Frowning, Barry returned his attention to the pages Cole had pushed at him, and for hollow minutes, Cole sat there, waiting. Finally, when he wasn’t sure he could take it anymore, Barry looked up. “This is solid work.”
“You know the work was never my problem.”
“No. It never was.” Barry set the papers down. “This isn’t a simple thing you’re asking for, you know.”
Cole’s heart sank. “I know.”
“You forced our hand. After Helen...”
“I was a disaster.” He swallowed hard. “I still am. But I swear. If you give me another chance, I won’t waste it.”
For a long, long time, Barry studied him. Then he sat back in his chair, picking up a pen and twirling it between his fingers. “It just so happens that our Introduction to Mathematics adjunct pulled out for the summer term.”
Pulse quickening, Cole sat straighter in his chair. “I’ll take it.”
God. If Helen could see him now. It was the worst course on their schedule, no real content, and only non-majors took it. A few years ago, he would have tried like mad to switch to anything else. But he’d spent eight weeks teaching fractions and decimals to a ten-year-old. He could do this.
“Not so fast. You’d still need to go to counseling, Cole.”
Cole’s throat tightened. That had been the stipulation the last time around, too, and he had laughed in their faces.
But Barry was still talking. “The board would demand it if...if I brought this appointment before them. But as your friend...Honestly, don’t you think you need it?”
Maybe he did.
Maybe if he’d ended up on a therapist’s couch the first time around, he could have avoided so much pain.
Maybe it wasn’t too late. “I don’t know. But I’ll try it.”
Just like that, the stoicism on Barry’s face melted. “Really?”
“Do I have a choice?”
“You always have a choice. But I think this is the right one. Hell, I’ll give you the job right here and now if it means you’ll get some help.”
Help. It was what he’d come here for, if not necessarily in this form.
“I thought you had to bring it up before the board,” he said weakly, head spinning.
“You know they’ll do whatever I tell them to.”
“And you’ll tell them...”
“To hire you.” The way Barry said it was all conviction, and he looked so goddamn much like Helen. Like he believed in him.
Cole’s chest ached. “Thank you.”
“Thank you for coming to me.” Something in his brother-in-law’s expression broke, and all at once, it wasn’t a conversation between colleagues. It was a conversation with family, and that was a feeling Cole hadn’t had in a very long while. “You know none of us blame you. For what happened.”

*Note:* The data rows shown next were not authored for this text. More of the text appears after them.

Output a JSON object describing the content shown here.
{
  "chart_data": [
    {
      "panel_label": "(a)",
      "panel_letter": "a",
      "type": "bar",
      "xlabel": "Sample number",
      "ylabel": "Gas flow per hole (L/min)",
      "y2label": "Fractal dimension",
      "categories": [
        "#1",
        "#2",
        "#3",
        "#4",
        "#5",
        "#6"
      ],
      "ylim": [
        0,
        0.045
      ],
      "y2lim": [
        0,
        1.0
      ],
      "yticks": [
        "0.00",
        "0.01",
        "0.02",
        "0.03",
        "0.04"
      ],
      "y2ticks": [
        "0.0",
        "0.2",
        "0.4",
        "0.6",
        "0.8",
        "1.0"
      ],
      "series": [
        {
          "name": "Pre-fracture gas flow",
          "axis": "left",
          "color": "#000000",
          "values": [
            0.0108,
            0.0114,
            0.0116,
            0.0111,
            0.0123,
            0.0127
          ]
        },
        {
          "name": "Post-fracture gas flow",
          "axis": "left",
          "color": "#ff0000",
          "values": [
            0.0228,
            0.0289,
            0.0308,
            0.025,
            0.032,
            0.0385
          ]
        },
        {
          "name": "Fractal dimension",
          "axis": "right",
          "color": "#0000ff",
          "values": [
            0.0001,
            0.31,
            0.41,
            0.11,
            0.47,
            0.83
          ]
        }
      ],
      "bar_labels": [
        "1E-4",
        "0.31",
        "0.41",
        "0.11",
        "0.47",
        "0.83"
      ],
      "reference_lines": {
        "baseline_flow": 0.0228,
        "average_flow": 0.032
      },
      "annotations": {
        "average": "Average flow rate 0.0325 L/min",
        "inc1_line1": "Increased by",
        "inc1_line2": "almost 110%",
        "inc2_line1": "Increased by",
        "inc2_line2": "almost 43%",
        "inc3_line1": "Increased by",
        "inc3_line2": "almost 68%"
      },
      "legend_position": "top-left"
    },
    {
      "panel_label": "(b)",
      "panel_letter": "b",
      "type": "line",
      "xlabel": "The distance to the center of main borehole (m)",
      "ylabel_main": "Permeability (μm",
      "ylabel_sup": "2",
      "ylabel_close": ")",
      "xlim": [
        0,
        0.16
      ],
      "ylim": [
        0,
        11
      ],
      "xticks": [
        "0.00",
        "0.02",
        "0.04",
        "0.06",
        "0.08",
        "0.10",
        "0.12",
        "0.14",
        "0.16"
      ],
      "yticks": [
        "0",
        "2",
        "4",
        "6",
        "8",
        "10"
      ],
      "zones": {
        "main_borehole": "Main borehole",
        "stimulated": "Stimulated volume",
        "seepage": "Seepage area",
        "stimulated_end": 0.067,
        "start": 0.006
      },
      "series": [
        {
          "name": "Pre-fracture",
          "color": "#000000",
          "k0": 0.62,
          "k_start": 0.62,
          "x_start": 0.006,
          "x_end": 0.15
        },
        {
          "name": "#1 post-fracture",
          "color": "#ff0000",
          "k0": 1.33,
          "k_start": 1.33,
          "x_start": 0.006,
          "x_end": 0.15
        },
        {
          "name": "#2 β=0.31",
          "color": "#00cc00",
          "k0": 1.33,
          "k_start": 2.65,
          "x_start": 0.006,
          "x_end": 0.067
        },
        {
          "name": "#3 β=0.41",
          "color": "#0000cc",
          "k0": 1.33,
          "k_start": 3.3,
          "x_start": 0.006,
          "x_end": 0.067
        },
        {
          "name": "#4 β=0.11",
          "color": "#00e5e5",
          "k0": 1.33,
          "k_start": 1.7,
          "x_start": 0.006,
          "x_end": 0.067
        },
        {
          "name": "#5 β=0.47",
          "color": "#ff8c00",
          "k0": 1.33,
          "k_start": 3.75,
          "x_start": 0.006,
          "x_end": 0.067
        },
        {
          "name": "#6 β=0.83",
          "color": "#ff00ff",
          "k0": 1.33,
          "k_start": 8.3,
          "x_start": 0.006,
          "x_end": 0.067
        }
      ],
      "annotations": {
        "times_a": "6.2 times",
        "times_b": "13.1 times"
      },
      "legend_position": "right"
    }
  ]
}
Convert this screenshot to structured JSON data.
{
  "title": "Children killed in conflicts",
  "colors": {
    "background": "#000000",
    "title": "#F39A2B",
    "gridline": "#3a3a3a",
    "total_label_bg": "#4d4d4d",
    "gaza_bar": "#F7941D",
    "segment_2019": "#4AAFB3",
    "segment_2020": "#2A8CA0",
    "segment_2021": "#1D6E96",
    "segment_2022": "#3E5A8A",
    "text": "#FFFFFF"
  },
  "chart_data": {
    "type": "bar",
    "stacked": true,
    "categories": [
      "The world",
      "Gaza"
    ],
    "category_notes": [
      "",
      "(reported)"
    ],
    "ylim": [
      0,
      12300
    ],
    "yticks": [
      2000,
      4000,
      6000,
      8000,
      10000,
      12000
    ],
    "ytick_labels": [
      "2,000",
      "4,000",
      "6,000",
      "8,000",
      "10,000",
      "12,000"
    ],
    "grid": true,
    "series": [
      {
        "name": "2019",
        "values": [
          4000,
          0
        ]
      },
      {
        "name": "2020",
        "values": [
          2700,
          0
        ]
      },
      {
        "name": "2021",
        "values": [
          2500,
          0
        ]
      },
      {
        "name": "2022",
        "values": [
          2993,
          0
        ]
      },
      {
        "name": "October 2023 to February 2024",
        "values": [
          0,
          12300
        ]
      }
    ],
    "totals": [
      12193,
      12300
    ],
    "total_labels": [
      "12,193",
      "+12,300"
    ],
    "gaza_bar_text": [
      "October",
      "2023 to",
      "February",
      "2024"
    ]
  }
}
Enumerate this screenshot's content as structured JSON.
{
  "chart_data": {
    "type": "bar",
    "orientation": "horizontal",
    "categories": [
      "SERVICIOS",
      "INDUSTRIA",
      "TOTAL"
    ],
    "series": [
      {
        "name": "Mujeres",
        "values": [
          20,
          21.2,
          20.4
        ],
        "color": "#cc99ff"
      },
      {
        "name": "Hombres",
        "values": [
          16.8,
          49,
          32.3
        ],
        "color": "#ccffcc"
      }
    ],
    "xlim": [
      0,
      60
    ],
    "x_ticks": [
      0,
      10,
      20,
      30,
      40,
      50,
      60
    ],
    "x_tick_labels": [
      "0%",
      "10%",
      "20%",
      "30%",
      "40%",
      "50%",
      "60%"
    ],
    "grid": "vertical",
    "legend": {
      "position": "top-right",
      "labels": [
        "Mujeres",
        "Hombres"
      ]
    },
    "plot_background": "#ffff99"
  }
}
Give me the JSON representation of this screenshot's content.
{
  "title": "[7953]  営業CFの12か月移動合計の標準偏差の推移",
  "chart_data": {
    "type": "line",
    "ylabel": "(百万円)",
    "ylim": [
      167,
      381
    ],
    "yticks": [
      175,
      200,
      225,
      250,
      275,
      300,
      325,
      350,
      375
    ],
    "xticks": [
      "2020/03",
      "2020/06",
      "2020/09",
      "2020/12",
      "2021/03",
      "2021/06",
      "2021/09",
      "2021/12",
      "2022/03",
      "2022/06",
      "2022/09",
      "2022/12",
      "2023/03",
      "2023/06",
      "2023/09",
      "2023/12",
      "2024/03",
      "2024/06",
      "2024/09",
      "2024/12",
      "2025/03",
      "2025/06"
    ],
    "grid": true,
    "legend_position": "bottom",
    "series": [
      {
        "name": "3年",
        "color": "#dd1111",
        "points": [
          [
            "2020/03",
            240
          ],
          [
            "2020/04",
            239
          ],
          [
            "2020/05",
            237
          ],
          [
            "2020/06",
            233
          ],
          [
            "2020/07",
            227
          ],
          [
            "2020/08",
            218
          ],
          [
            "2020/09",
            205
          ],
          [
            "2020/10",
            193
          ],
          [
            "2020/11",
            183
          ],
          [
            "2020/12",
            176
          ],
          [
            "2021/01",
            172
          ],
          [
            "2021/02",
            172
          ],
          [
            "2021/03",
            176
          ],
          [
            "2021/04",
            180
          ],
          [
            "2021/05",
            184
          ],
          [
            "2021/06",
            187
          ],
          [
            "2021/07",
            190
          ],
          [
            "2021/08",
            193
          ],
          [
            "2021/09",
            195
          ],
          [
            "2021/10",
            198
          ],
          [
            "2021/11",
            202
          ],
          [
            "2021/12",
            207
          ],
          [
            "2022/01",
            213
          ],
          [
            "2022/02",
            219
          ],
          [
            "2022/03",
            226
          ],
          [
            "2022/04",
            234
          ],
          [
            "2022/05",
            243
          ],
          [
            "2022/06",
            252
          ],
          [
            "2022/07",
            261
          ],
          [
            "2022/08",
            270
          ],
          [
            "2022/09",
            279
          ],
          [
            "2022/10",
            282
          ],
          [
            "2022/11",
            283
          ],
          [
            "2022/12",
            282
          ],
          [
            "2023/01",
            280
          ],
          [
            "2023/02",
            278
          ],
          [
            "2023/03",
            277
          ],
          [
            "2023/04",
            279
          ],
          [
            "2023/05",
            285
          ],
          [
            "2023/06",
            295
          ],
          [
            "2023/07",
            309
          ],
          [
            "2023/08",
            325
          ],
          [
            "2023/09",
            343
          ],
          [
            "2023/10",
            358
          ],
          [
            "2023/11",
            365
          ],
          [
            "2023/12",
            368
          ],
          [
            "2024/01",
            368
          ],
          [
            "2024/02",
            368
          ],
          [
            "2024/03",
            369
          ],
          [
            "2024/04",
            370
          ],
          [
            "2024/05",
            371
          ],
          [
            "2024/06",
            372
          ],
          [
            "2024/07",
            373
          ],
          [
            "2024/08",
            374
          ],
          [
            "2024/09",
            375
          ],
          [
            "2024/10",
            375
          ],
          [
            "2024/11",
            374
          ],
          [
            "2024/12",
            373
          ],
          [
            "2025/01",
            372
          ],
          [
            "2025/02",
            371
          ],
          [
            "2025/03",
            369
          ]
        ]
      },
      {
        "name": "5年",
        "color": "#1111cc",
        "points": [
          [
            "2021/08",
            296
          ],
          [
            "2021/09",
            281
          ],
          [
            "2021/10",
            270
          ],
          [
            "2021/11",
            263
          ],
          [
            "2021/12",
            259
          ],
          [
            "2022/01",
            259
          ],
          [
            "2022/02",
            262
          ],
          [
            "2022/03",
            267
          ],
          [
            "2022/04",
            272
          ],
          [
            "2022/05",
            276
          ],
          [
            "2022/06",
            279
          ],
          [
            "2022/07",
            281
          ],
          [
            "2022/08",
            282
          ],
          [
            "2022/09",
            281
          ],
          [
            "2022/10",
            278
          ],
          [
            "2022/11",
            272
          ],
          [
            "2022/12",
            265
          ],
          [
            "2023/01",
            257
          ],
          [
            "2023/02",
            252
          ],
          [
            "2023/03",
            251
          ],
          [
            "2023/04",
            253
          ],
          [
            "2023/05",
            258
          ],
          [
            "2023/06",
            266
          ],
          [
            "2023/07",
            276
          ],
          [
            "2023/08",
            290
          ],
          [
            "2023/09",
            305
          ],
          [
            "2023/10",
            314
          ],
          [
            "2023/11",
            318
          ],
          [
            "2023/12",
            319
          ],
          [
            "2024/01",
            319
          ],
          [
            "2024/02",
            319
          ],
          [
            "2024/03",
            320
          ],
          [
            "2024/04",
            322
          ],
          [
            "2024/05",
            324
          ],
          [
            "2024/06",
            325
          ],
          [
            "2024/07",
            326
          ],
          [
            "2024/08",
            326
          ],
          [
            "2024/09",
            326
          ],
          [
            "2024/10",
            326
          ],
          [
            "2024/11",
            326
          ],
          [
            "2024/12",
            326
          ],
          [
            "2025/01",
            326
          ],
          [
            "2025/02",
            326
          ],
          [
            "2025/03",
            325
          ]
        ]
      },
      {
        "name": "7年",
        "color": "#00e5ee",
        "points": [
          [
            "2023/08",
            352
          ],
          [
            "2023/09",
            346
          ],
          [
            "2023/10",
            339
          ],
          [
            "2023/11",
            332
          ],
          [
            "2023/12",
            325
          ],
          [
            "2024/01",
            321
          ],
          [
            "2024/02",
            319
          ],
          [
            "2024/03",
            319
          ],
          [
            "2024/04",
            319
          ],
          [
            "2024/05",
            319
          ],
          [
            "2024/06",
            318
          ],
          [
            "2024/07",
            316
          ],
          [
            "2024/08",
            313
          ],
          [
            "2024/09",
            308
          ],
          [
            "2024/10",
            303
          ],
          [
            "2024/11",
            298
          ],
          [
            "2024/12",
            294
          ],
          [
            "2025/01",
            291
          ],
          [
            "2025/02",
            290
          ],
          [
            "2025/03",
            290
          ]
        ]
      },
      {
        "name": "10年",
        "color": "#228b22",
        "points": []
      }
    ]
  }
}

Cole huffed a hollow echo of a laugh. “I blame myself enough for all of us.”
“Yeah. You do. So do me a favor, will you?”
“Anything.”
“Stop that. She wouldn’t want this for you.” No, she wouldn’t have. “It killed me to lose her. Killed me. But, Cole. I didn’t think it meant I’d have to lose you, too.”
The heat behind Cole’s eyes came out of nowhere, and he shook his head to try to keep the tide of feeling in. “I’m sorry.” No one knew how sorry he was.
“And I forgive you.”
They were just words. But the acceptance in them, this gift of another chance...
One thread of the knot that had tied Cole up in loss and grief for all these years...it came unwound.
And it was just this tiny, tiny bit easier to breathe.